Studies conducted in tertiary care hospitals in the USA and Europe estimated the extra-costs attributable to rCDI in inpatients as ranging from 8488 to 9960 Euros [6, 11, 20, 33]. Our estimations based on the French Health Insurance invoicing algorithms are slightly below these values as a likely result of more heterogeneous case-mix and patient management. Nevertheless, the nation-wide annual cost of hospital readmission with rCDI—that is, roughly 15 million Euros or 10.5% of overall annual CDI-related costs—was consistent with a previous estimation from 12 French acute care hospitals [6] and underlines the burden of rCDI on the healthcare system. However, our study was conducted on a cohort of patients hospitalized with CDI in 2015. Hence, we cannot firmly exclude that this amount decreased over the more recent years owing to improved management of patients at high risk for rCDI.
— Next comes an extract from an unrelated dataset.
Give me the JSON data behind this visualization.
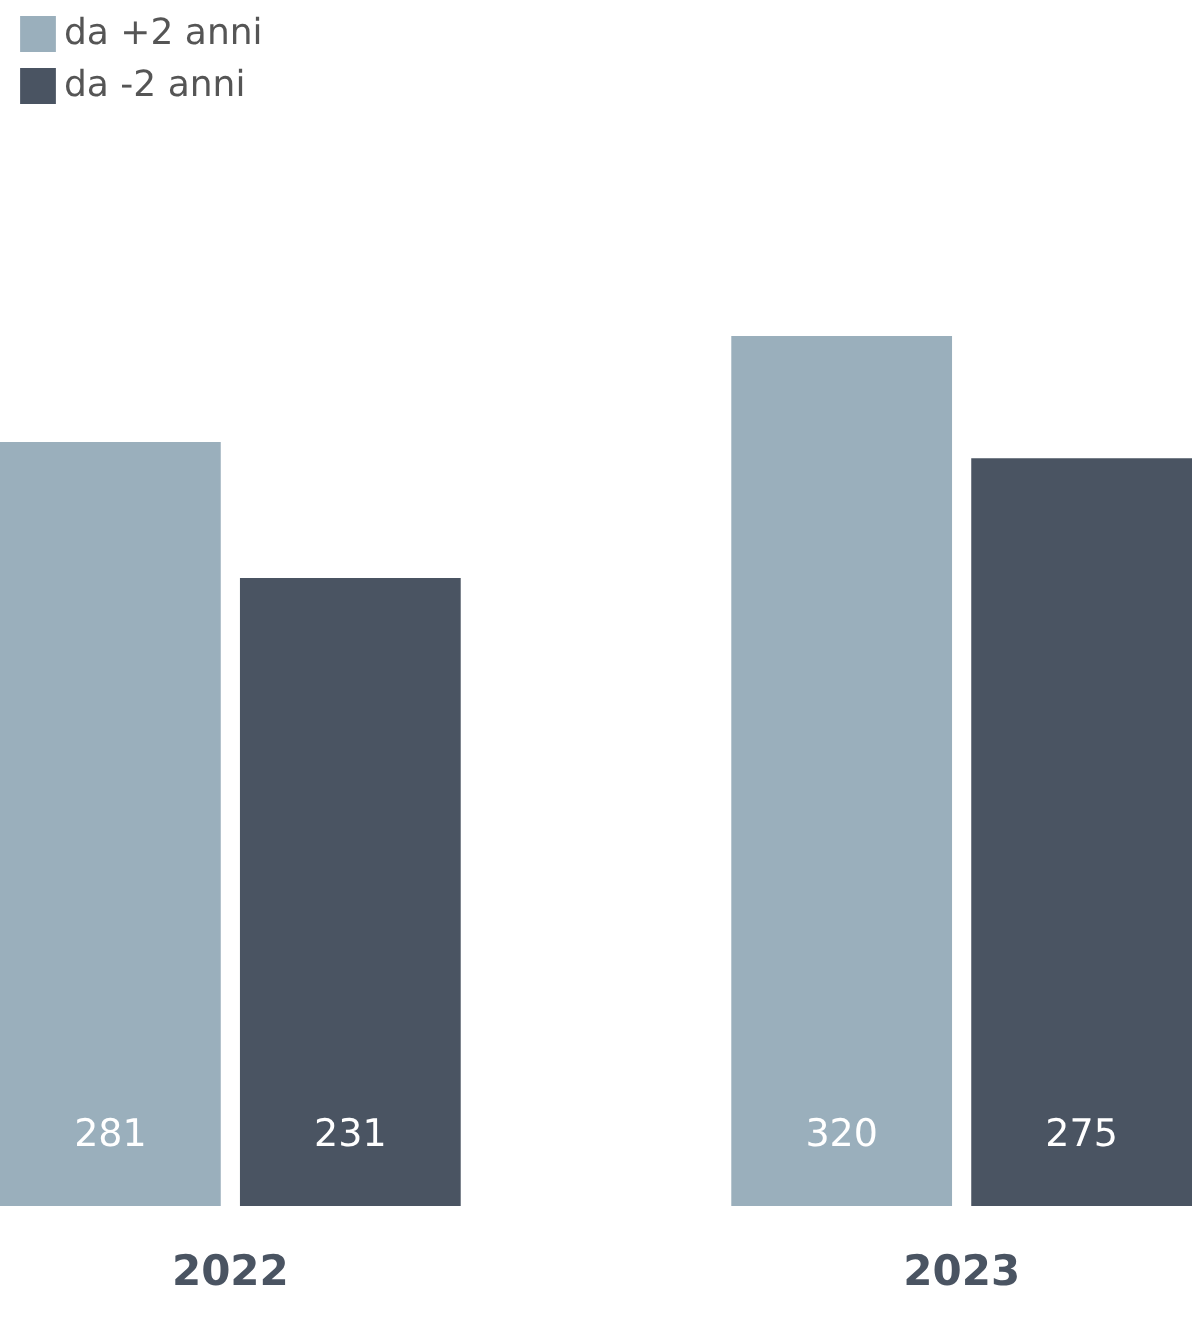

Strengths of this study include the large number of enrolled patients, the exploitation of an exhaustive nation-wide database that ensures external validity, and the accurate appraisal of readmission-related costs using standardized administrative tools. Yet, several limitations inherent to claims data analysis should be underlined. First, definitions for CDI episodes, severity criteria, and comorbidities were based on ICD-10 coding, without further medical chart review, which could have led to a degree of patient misclassification owing to reporting omission. Next, the impact of certain well-established risk factors for rCDI could not be evaluated since they were not available in the database—this especially applies for antibiotic exposure [9], the pharmacological management of index episodes [34], and serum levels of anti-toxin B antibodies [35]. Third, certain risk factors for rCDI (i.e., older ages, immunosuppression, and chronic renal failure) exert an independent impact on the hazard of short-term death in survivors of a first hospital stay with CDI. Since out-of-hospital deaths were not mentioned in the database, the competing risk of death could not be taken into account when appraising the incidence and predictors of readmission with rCDI. Lastly, analyses were restrained to the first readmission with rCDI, which could have underestimated total healthcare costs. However, only 3% of included patients experienced more than one readmission over the study period.

In conclusion, readmissions with rCDI are commonly required in French patients discharged after an index episode and are responsible for a significant part of the global burden of CDI. Secondary prevention strategies—along with the use of vancomycin or fidaxomicin—should be discussed upon the index episode in patients cumulating two or more risk factors for readmission.